I went to stand in the corner of the office, out of the way. As well as the horrible policeman and Uncle Carmichael and a bobby, there was solid old Sergeant Evans, who was Welsh, and who loved horses almost as much as I had when I was fourteen. His wife, Jean, had
taken a kind interest in me ever since my father died. Only the week before, Betsy and I had taken her for tea in the Ritz.

None of them looked at me while they squabbled over the papers. For a moment as he and the redhead bullied each other, Uncle Carmichael seemed his mirror image. I looked at him sideways as he made threats, wondering if I knew him at all. Then we left, the three of us stalking out with our heads held high, like a trio of affronted duchesses in a fish market. There was a police car outside, a plain black Bentley, the 1958 model with the silver grille. The driver didn’t get out, and Sergeant Evans opened the back door for me. Uncle Carmichael sat in the back next to me, and Sergeant Evans in the front next to the driver.

“Where to?” the driver asked.

There was a pause. “Mrs. Maynard’s?” I suggested.

“No,” Uncle Carmichael said, abruptly. “Not yet, anyway. Betsy Maynard has broken her arm, and I need to have words with her mother. Severe words. Certainly not today. I need to talk to you.”

“Is Betsy all right?” I asked. I could imagine all too easily how a bone could have cracked in that riot, and began to worry about how bad it was.

Uncle Carmichael looked perhaps a shade less annoyed as he turned his head to look at me, and his voice was certainly softer. Thinking of Betsy can have that effect on people. “I spoke to her on the telephone, and she was mostly worried about you. I expect she’ll recover all right.”

“How about going back to the Watchtower?” Sergeant Evans ventured.

Uncle Carmichael looked at his watch, and frowned. I glanced at my own watch reflexively. It was ten to four, which seemed preposterous, even though I knew about all the hours of waiting. I should have been with Betsy having our fittings for our Court dresses. “I noticed you were limping. Do you need a doctor, Elvira?”
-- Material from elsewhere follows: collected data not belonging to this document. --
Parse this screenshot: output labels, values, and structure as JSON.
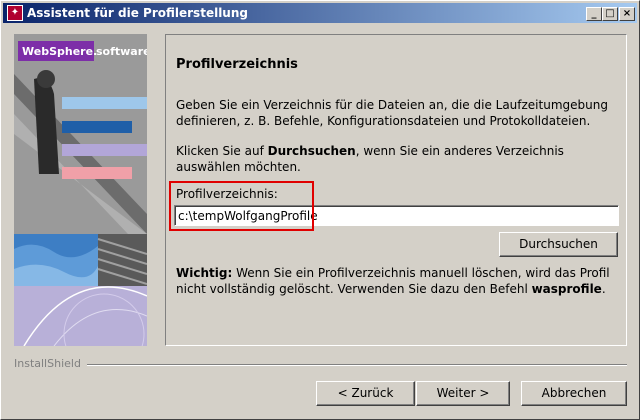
{
  "window": {
    "title": "Assistent für die Profilerstellung",
    "controls": [
      "minimize-icon",
      "maximize-icon",
      "close-icon"
    ]
  },
  "banner": {
    "brand": "WebSphere.",
    "brand_suffix": "software"
  },
  "panel": {
    "heading": "Profilverzeichnis",
    "paragraph1": "Geben Sie ein Verzeichnis für die Dateien an, die die Laufzeitumgebung definieren, z. B. Befehle, Konfigurationsdateien und Protokolldateien.",
    "paragraph2_pre": "Klicken Sie auf ",
    "paragraph2_bold": "Durchsuchen",
    "paragraph2_post": ", wenn Sie ein anderes Verzeichnis auswählen möchten.",
    "field_label": "Profilverzeichnis:",
    "field_value": "c:\\tempWolfgangProfile",
    "browse_button": "Durchsuchen",
    "note_bold": "Wichtig:",
    "note_text": " Wenn Sie ein Profilverzeichnis manuell löschen, wird das Profil nicht vollständig gelöscht. Verwenden Sie dazu den Befehl ",
    "note_command": "wasprofile",
    "note_end": "."
  },
  "footer": {
    "brand": "InstallShield",
    "back": "< Zurück",
    "next": "Weiter >",
    "cancel": "Abbrechen"
  },
  "colors": {
    "title_start": "#0a246a",
    "title_end": "#a6caf0",
    "brand_purple": "#7d2ea8",
    "highlight": "#e00000"
  }
}
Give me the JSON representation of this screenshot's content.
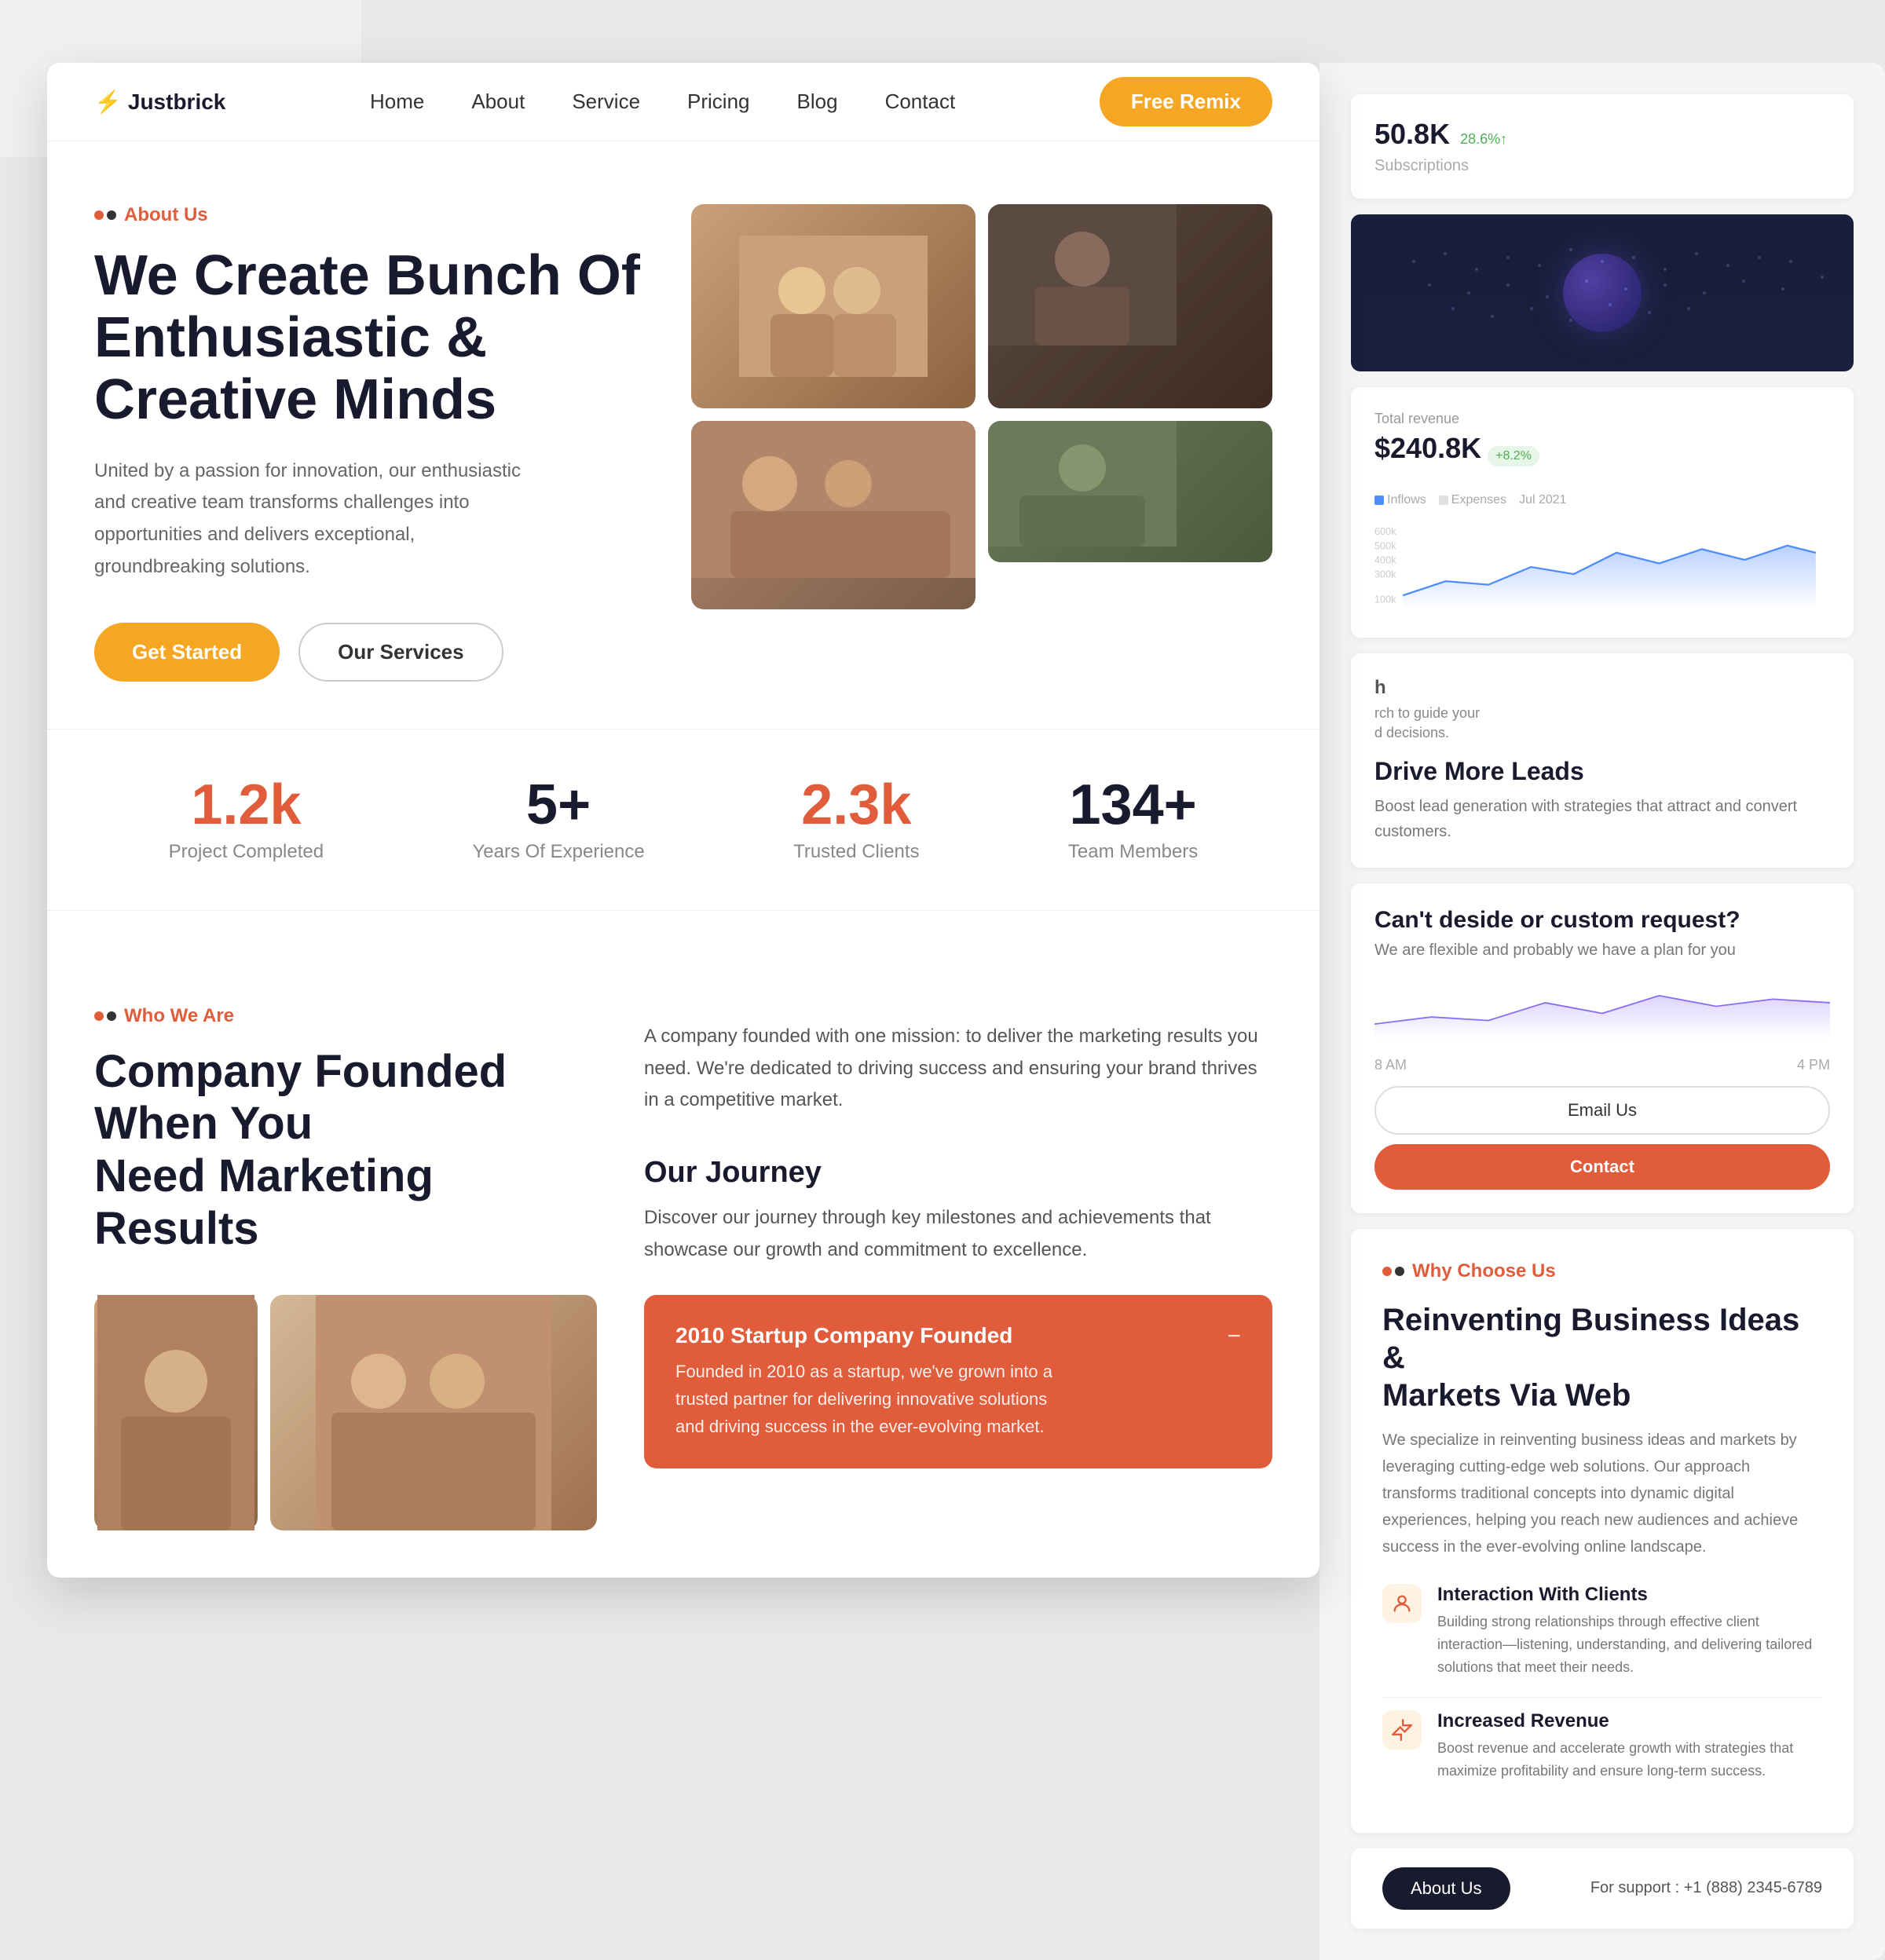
{
  "brand": {
    "name": "Justbrick",
    "logo_symbol": "▲"
  },
  "navbar": {
    "links": [
      {
        "label": "Home",
        "id": "home"
      },
      {
        "label": "About",
        "id": "about"
      },
      {
        "label": "Service",
        "id": "service"
      },
      {
        "label": "Pricing",
        "id": "pricing"
      },
      {
        "label": "Blog",
        "id": "blog"
      },
      {
        "label": "Contact",
        "id": "contact"
      }
    ],
    "cta_label": "Free Remix"
  },
  "hero": {
    "section_label": "About Us",
    "title_line1": "We Create Bunch Of",
    "title_line2": "Enthusiastic &",
    "title_line3": "Creative Minds",
    "description": "United by a passion for innovation, our enthusiastic and creative team transforms challenges into opportunities and delivers exceptional, groundbreaking solutions.",
    "btn_primary": "Get Started",
    "btn_secondary": "Our Services"
  },
  "stats": [
    {
      "number": "1.2k",
      "label": "Project Completed",
      "accent": true
    },
    {
      "number": "5+",
      "label": "Years Of Experience",
      "accent": false
    },
    {
      "number": "2.3k",
      "label": "Trusted Clients",
      "accent": true
    },
    {
      "number": "134+",
      "label": "Team Members",
      "accent": false
    }
  ],
  "who_section": {
    "section_label": "Who We Are",
    "title_line1": "Company Founded When You",
    "title_line2": "Need Marketing Results",
    "description": "A company founded with one mission: to deliver the marketing results you need. We're dedicated to driving success and ensuring your brand thrives in a competitive market.",
    "journey_title": "Our Journey",
    "journey_desc": "Discover our journey through key milestones and achievements that showcase our growth and commitment to excellence.",
    "card_year": "2010 Startup Company Founded",
    "card_text": "Founded in 2010 as a startup, we've grown into a trusted partner for delivering innovative solutions and driving success in the ever-evolving market.",
    "card_icon": "−"
  },
  "right_panel": {
    "stats_number": "50.8K",
    "stats_badge": "28.6%↑",
    "subscriptions_label": "Subscriptions",
    "revenue_label": "Total revenue",
    "revenue_amount": "$240.8K",
    "revenue_badge": "+8.2%",
    "chart_legend": [
      "Inflows",
      "Expenses",
      "Jul 2021"
    ],
    "chart_y_labels": [
      "600k",
      "500k",
      "400k",
      "300k",
      "100k"
    ],
    "leads_title": "Drive More Leads",
    "leads_text": "Boost lead generation with strategies that attract and convert customers.",
    "search_partial": "h",
    "search_desc1": "rch to guide your",
    "search_desc2": "d decisions.",
    "custom_title": "Can't deside or custom request?",
    "custom_text": "We are flexible and probably we have a plan for you",
    "time_labels": [
      "8 AM",
      "4 PM"
    ],
    "btn_email": "Email Us",
    "btn_contact": "Contact",
    "why_label": "Why Choose Us",
    "why_title_line1": "Reinventing Business Ideas &",
    "why_title_line2": "Markets Via Web",
    "why_text": "We specialize in reinventing business ideas and markets by leveraging cutting-edge web solutions. Our approach transforms traditional concepts into dynamic digital experiences, helping you reach new audiences and achieve success in the ever-evolving online landscape.",
    "features": [
      {
        "title": "Interaction With Clients",
        "text": "Building strong relationships through effective client interaction—listening, understanding, and delivering tailored solutions that meet their needs."
      },
      {
        "title": "Increased Revenue",
        "text": "Boost revenue and accelerate growth with strategies that maximize profitability and ensure long-term success."
      }
    ],
    "btn_about_us": "About Us",
    "support_text": "For support : +1 (888) 2345-6789"
  }
}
“I don’t think so,” I said. “I lost a shoe, and then I banged my knee when that vile policeman pushed me. It’ll be all right.”

“Then home, I think,” Uncle Carmichael said.

The driver pulled out into the traffic as if he and the car were one machine. I had plenty of opportunity to watch the excellence of his driving, as nobody said a word for the fifteen minutes it took us to make our way to Uncle Carmichael’s flat. I was fretting about Betsy. An arm in plaster would put a damper on her coming out, and there wasn’t really anything else for her. She could talk about being a secretary, but it wouldn’t do, really. Her parents would never let her get away except in the approved fashion. I was so glad I’d decided to go to Oxford, and so lucky Uncle Carmichael and the Dean had let me.

When I was a little girl I used to think Uncle Carmichael was a rich man. He talked like a toff, or enough like one to fool my Cockney ear. I didn’t know enough then to recognize the Lancashire that sometimes comes out in his speech. He was my father’s superior, and as they often worked together, his boss. He was his friend as well, but Dad used to tell me to mind myself in front of Inspector Carmichael, not to take advantage even though he let me call him Uncle. Then, after my father was killed and Uncle Carmichael as good as adopted me and sent me to Arlinghurst, I came to think he was quite poor. After all, he lived in a flat with only one manservant, who did the cooking as well as valeting. A woman came in a few mornings a week to clean and do the rough, but otherwise poor Jack did everything. Since I’d grown up—for now, after my year in Switzerland, I felt myself quite grown-up—I’d come to realize that Uncle Carmichael’s finances, relative power, and social position were far more complex than I had ever imagined.